“Alternative Arrangements” for Irish Border are Backstop by Another Name

26 June 2019, Ross Matthewman

Responding to the report from the Alternative Arrangements Commission on proposals for the Northern Irish border post-Brexit, CIEH has welcomed the proposals but noted they seek to provide the same solutions as the Backstop.

The Alternative Arrangements Commission’s report looks at ways to avoid the “Irish Backstop” included in the Withdrawal Agreement between the United Kingdom and the European Union, and made a series of recommendations to ensure there is no need for a hard border after Brexit.

With food standards being a key border issue, due to strict EU rules on food products entering from a non-member state, the Commission recommends a single zone for food standards across Britain and Ireland which would be closely aligned with the EU.

Gary McFarlane, Northern Ireland Director at CIEH, said:

“Whilst we welcome these tangible proposals to address the serious issue of the Northern Ireland border post-Brexit, these are essentially the same solutions as offered in the existing Backstop, just in another name and with slightly different processes.

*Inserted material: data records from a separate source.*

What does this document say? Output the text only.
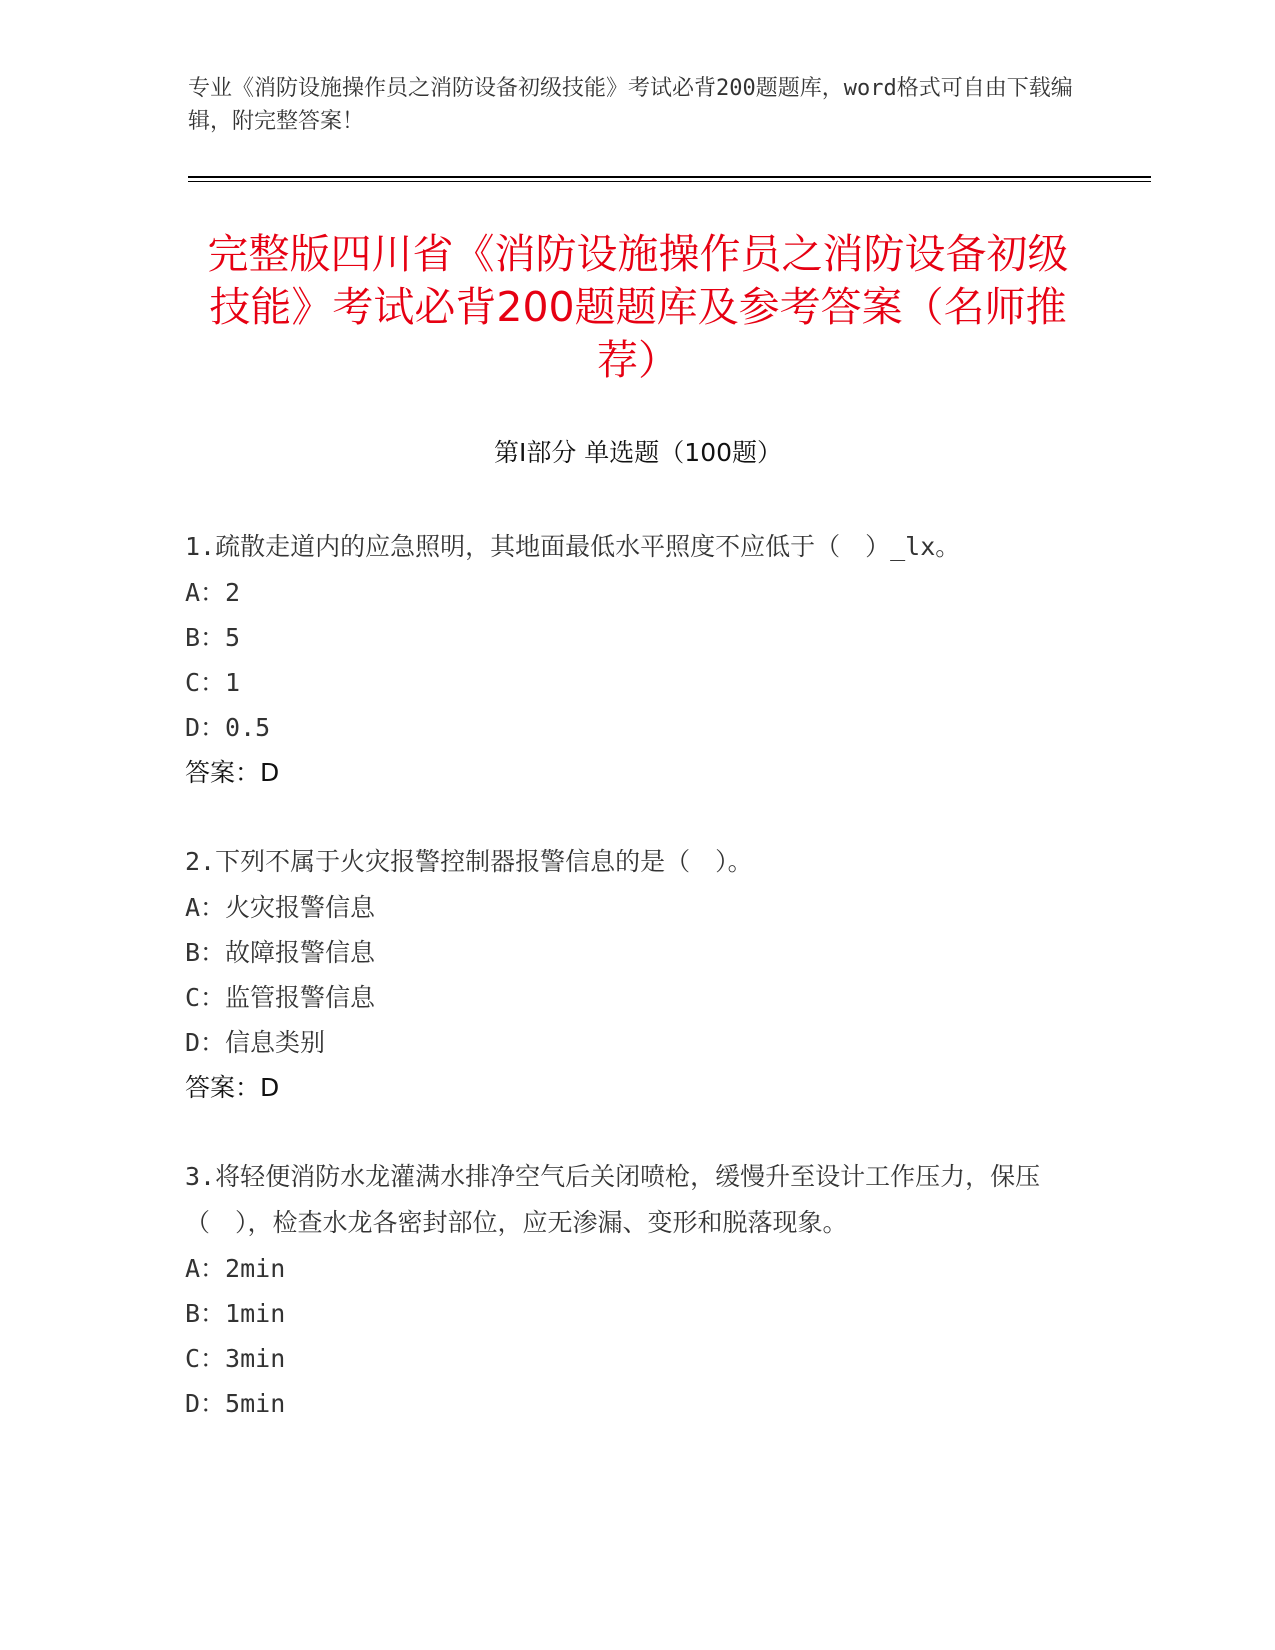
专业《消防设施操作员之消防设备初级技能》考试必背200题题库，word格式可自由下载编辑，附完整答案！
完整版四川省《消防设施操作员之消防设备初级技能》考试必背200题题库及参考答案（名师推荐）
第I部分 单选题（100题）
1.疏散走道内的应急照明，其地面最低水平照度不应低于（　）_lx。
A：2
B：5
C：1
D：0.5
答案：D
2.下列不属于火灾报警控制器报警信息的是（　）。
A：火灾报警信息
B：故障报警信息
C：监管报警信息
D：信息类别
答案：D
3.将轻便消防水龙灌满水排净空气后关闭喷枪，缓慢升至设计工作压力，保压（　），检查水龙各密封部位，应无渗漏、变形和脱落现象。
A：2min
B：1min
C：3min
D：5min
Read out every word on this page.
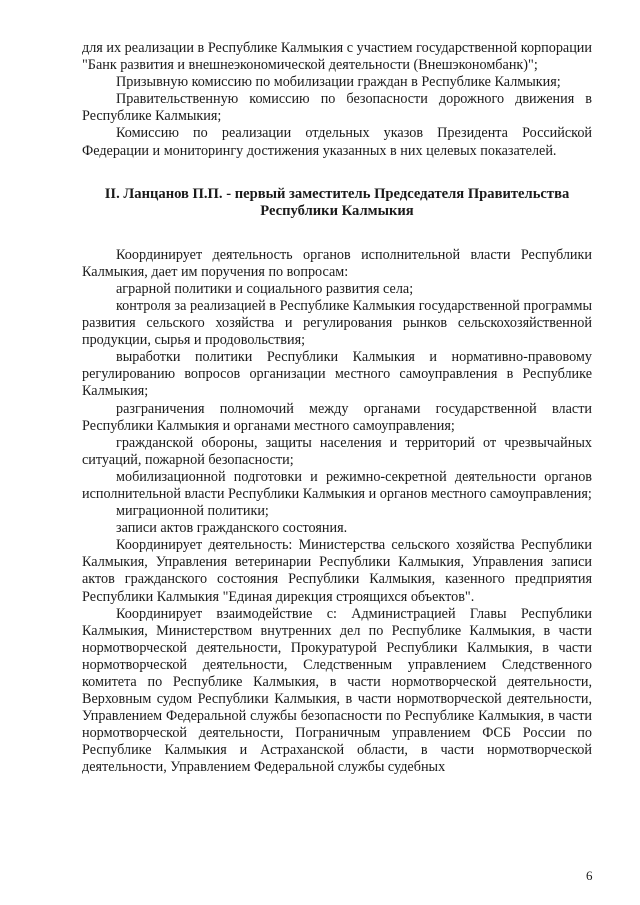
для их реализации в Республике Калмыкия с участием государственной корпорации "Банк развития и внешнеэкономической деятельности (Внешэкономбанк)";

Призывную комиссию по мобилизации граждан в Республике Калмыкия;

Правительственную комиссию по безопасности дорожного движения в Республике Калмыкия;

Комиссию по реализации отдельных указов Президента Российской Федерации и мониторингу достижения указанных в них целевых показателей.

II. Ланцанов П.П. - первый заместитель Председателя Правительства
Республики Калмыкия

Координирует деятельность органов исполнительной власти Республики Калмыкия, дает им поручения по вопросам:

аграрной политики и социального развития села;

контроля за реализацией в Республике Калмыкия государственной программы развития сельского хозяйства и регулирования рынков сельскохозяйственной продукции, сырья и продовольствия;

выработки политики Республики Калмыкия и нормативно-правовому регулированию вопросов организации местного самоуправления в Республике Калмыкия;

разграничения полномочий между органами государственной власти Республики Калмыкия и органами местного самоуправления;

гражданской обороны, защиты населения и территорий от чрезвычайных ситуаций, пожарной безопасности;

мобилизационной подготовки и режимно-секретной деятельности органов исполнительной власти Республики Калмыкия и органов местного самоуправления;

миграционной политики;

записи актов гражданского состояния.

Координирует деятельность: Министерства сельского хозяйства Республики Калмыкия, Управления ветеринарии Республики Калмыкия, Управления записи актов гражданского состояния Республики Калмыкия, казенного предприятия Республики Калмыкия "Единая дирекция строящихся объектов".

Координирует взаимодействие с: Администрацией Главы Республики Калмыкия, Министерством внутренних дел по Республике Калмыкия, в части нормотворческой деятельности, Прокуратурой Республики Калмыкия, в части нормотворческой деятельности, Следственным управлением Следственного комитета по Республике Калмыкия, в части нормотворческой деятельности, Верховным судом Республики Калмыкия, в части нормотворческой деятельности, Управлением Федеральной службы безопасности по Республике Калмыкия, в части нормотворческой деятельности, Пограничным управлением ФСБ России по Республике Калмыкия и Астраханской области, в части нормотворческой деятельности, Управлением Федеральной службы судебных

6
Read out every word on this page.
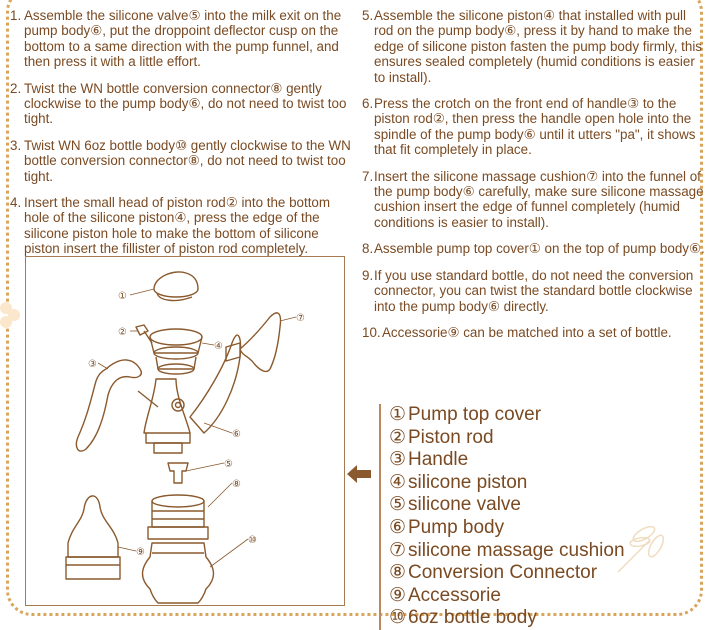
1. Assemble the silicone valve⑤ into the milk exit on the pump body⑥, put the droppoint deflector cusp on the bottom to a same direction with the pump funnel, and then press it with a little effort.
2. Twist the WN bottle conversion connector⑧ gently clockwise to the pump body⑥, do not need to twist too tight.
3. Twist WN 6oz bottle body⑩ gently clockwise to the WN bottle conversion connector⑧, do not need to twist too tight.
4. Insert the small head of piston rod② into the bottom hole of the silicone piston④, press the edge of the silicone piston hole to make the bottom of silicone piston insert the fillister of piston rod completely.
5. Assemble the silicone piston④ that installed with pull rod on the pump body⑥, press it by hand to make the edge of silicone piston fasten the pump body firmly, this ensures sealed completely (humid conditions is easier to install).
6. Press the crotch on the front end of handle③ to the piston rod②, then press the handle open hole into the spindle of the pump body⑥ until it utters "pa", it shows that fit completely in place.
7. Insert the silicone massage cushion⑦ into the funnel of the pump body⑥ carefully, make sure silicone massage cushion insert the edge of funnel completely (humid conditions is easier to install).
8. Assemble pump top cover① on the top of pump body⑥.
9. If you use standard bottle, do not need the conversion connector, you can twist the standard bottle clockwise into the pump body⑥ directly.
10. Accessorie⑨ can be matched into a set of bottle.
①
②
③
④
⑤
⑥
⑦
⑧
⑨
⑩
① Pump top cover
② Piston rod
③ Handle
④ silicone piston
⑤ silicone valve
⑥ Pump body
⑦ silicone massage cushion
⑧ Conversion Connector
⑨ Accessorie
⑩ 6oz bottle body
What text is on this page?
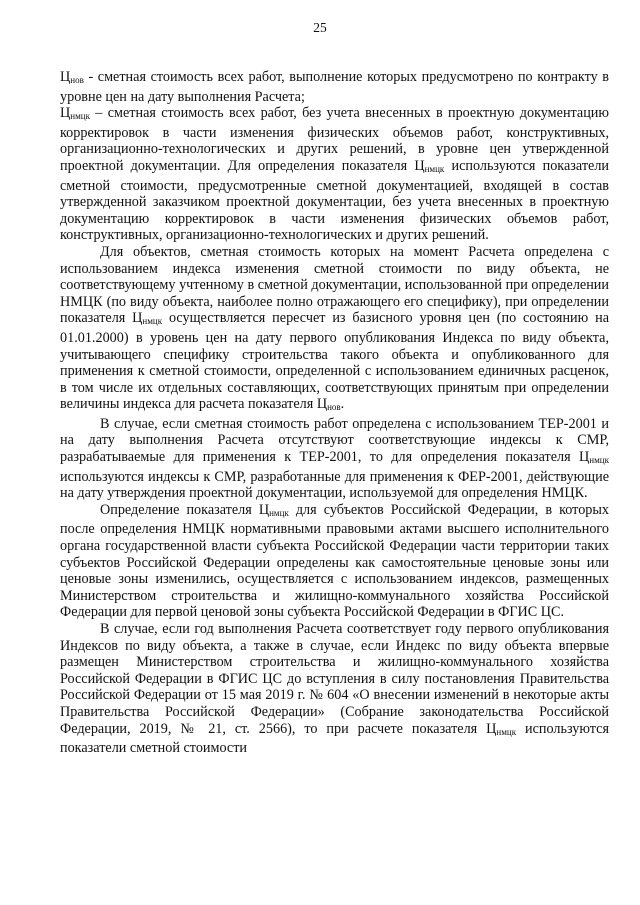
25

$Ц_{нов}$ - сметная стоимость всех работ, выполнение которых предусмотрено по контракту в уровне цен на дату выполнения Расчета;

$Ц_{нмцк}$ – сметная стоимость всех работ, без учета внесенных в проектную документацию корректировок в части изменения физических объемов работ, конструктивных, организационно-технологических и других решений, в уровне цен утвержденной проектной документации. Для определения показателя $Ц_{нмцк}$ используются показатели сметной стоимости, предусмотренные сметной документацией, входящей в состав утвержденной заказчиком проектной документации, без учета внесенных в проектную документацию корректировок в части изменения физических объемов работ, конструктивных, организационно-технологических и других решений.

Для объектов, сметная стоимость которых на момент Расчета определена с использованием индекса изменения сметной стоимости по виду объекта, не соответствующему учтенному в сметной документации, использованной при определении НМЦК (по виду объекта, наиболее полно отражающего его специфику), при определении показателя $Ц_{нмцк}$ осуществляется пересчет из базисного уровня цен (по состоянию на 01.01.2000) в уровень цен на дату первого опубликования Индекса по виду объекта, учитывающего специфику строительства такого объекта и опубликованного для применения к сметной стоимости, определенной с использованием единичных расценок, в том числе их отдельных составляющих, соответствующих принятым при определении величины индекса для расчета показателя $Ц_{нов}$.

В случае, если сметная стоимость работ определена с использованием ТЕР-2001 и на дату выполнения Расчета отсутствуют соответствующие индексы к СМР, разрабатываемые для применения к ТЕР-2001, то для определения показателя $Ц_{нмцк}$ используются индексы к СМР, разработанные для применения к ФЕР-2001, действующие на дату утверждения проектной документации, используемой для определения НМЦК.

Определение показателя $Ц_{нмцк}$ для субъектов Российской Федерации, в которых после определения НМЦК нормативными правовыми актами высшего исполнительного органа государственной власти субъекта Российской Федерации части территории таких субъектов Российской Федерации определены как самостоятельные ценовые зоны или ценовые зоны изменились, осуществляется с использованием индексов, размещенных Министерством строительства и жилищно-коммунального хозяйства Российской Федерации для первой ценовой зоны субъекта Российской Федерации в ФГИС ЦС.

В случае, если год выполнения Расчета соответствует году первого опубликования Индексов по виду объекта, а также в случае, если Индекс по виду объекта впервые размещен Министерством строительства и жилищно-коммунального хозяйства Российской Федерации в ФГИС ЦС до вступления в силу постановления Правительства Российской Федерации от 15 мая 2019 г. № 604 «О внесении изменений в некоторые акты Правительства Российской Федерации» (Собрание законодательства Российской Федерации, 2019, № 21, ст. 2566), то при расчете показателя $Ц_{нмцк}$ используются показатели сметной стоимости
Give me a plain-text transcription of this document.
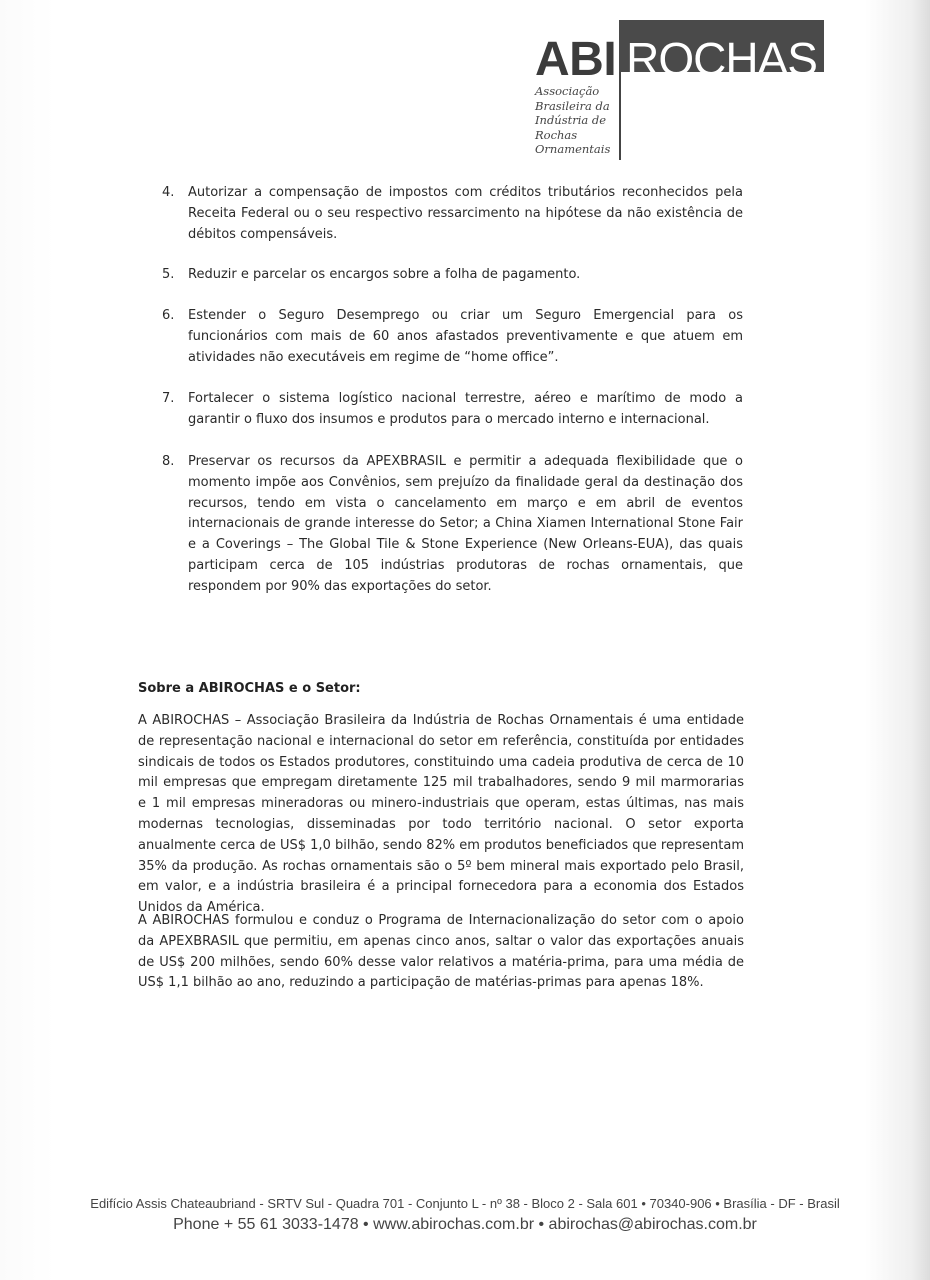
ABI ROCHAS
Associação
Brasileira da
Indústria de
Rochas
Ornamentais
4.	Autorizar a compensação de impostos com créditos tributários reconhecidos pela Receita Federal ou o seu respectivo ressarcimento na hipótese da não existência de débitos compensáveis.
5.	Reduzir e parcelar os encargos sobre a folha de pagamento.
6.	Estender o Seguro Desemprego ou criar um Seguro Emergencial para os funcionários com mais de 60 anos afastados preventivamente e que atuem em atividades não executáveis em regime de “home office”.
7.	Fortalecer o sistema logístico nacional terrestre, aéreo e marítimo de modo a garantir o fluxo dos insumos e produtos para o mercado interno e internacional.
8.	Preservar os recursos da APEXBRASIL e permitir a adequada flexibilidade que o momento impõe aos Convênios, sem prejuízo da finalidade geral da destinação dos recursos, tendo em vista o cancelamento em março e em abril de eventos internacionais de grande interesse do Setor; a China Xiamen International Stone Fair e a Coverings – The Global Tile & Stone Experience (New Orleans-EUA), das quais participam cerca de 105 indústrias produtoras de rochas ornamentais, que respondem por 90% das exportações do setor.
Sobre a ABIROCHAS e o Setor:
A ABIROCHAS – Associação Brasileira da Indústria de Rochas Ornamentais é uma entidade de representação nacional e internacional do setor em referência, constituída por entidades sindicais de todos os Estados produtores, constituindo uma cadeia produtiva de cerca de 10 mil empresas que empregam diretamente 125 mil trabalhadores, sendo 9 mil marmorarias e 1 mil empresas mineradoras ou minero-industriais que operam, estas últimas, nas mais modernas tecnologias, disseminadas por todo território nacional. O setor exporta anualmente cerca de US$ 1,0 bilhão, sendo 82% em produtos beneficiados que representam 35% da produção. As rochas ornamentais são o 5º bem mineral mais exportado pelo Brasil, em valor, e a indústria brasileira é a principal fornecedora para a economia dos Estados Unidos da América.
A ABIROCHAS formulou e conduz o Programa de Internacionalização do setor com o apoio da APEXBRASIL que permitiu, em apenas cinco anos, saltar o valor das exportações anuais de US$ 200 milhões, sendo 60% desse valor relativos a matéria-prima, para uma média de US$ 1,1 bilhão ao ano, reduzindo a participação de matérias-primas para apenas 18%.
Edifício Assis Chateaubriand - SRTV Sul - Quadra 701 - Conjunto L - nº 38 - Bloco 2 - Sala 601 • 70340-906 • Brasília - DF - Brasil
Phone + 55 61 3033-1478 • www.abirochas.com.br • abirochas@abirochas.com.br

Whilst these proposals could lead the way to an agreement, and avoid a hard border, which is of course to be welcomed, many vital questions remain.

With the Commission’s proposals requiring the UK to meet, or even exceed, current EU standards, a new process of assessment and monitoring would need to be created as the EU will need to agree to those standards being equivalent, alongside a new process of verification. This could lead to additional costs and how would these be funded?

And then there are constitutional questions. If the UK decides to move away from EU standards, what happens if the Northern Irish Executive moves to align itself with the Republic of Ireland as the proposals suggest could happen? This could create divergence between NI Food products and those from Great Britain. And that then raises questions about how GB products entering NI would be dealt with?

Under this scenario, the Scottish Government could ask for similar powers to choose Scotland’s own level of alignment with the EU. Threatening to further fragment the United Kingdom.

We welcome the fact that there appears to be an underlying realisation and acceptance now that we must have a workable agreement between the UK and the EU post EU exit to avoid the necessity for checks on food. There is no technical fix to the problem and without such agreement physical checks are inevitable.

There are a great deal of politics at play, but ensuring food standards and safety across our country after Brexit must remain of paramount importance.”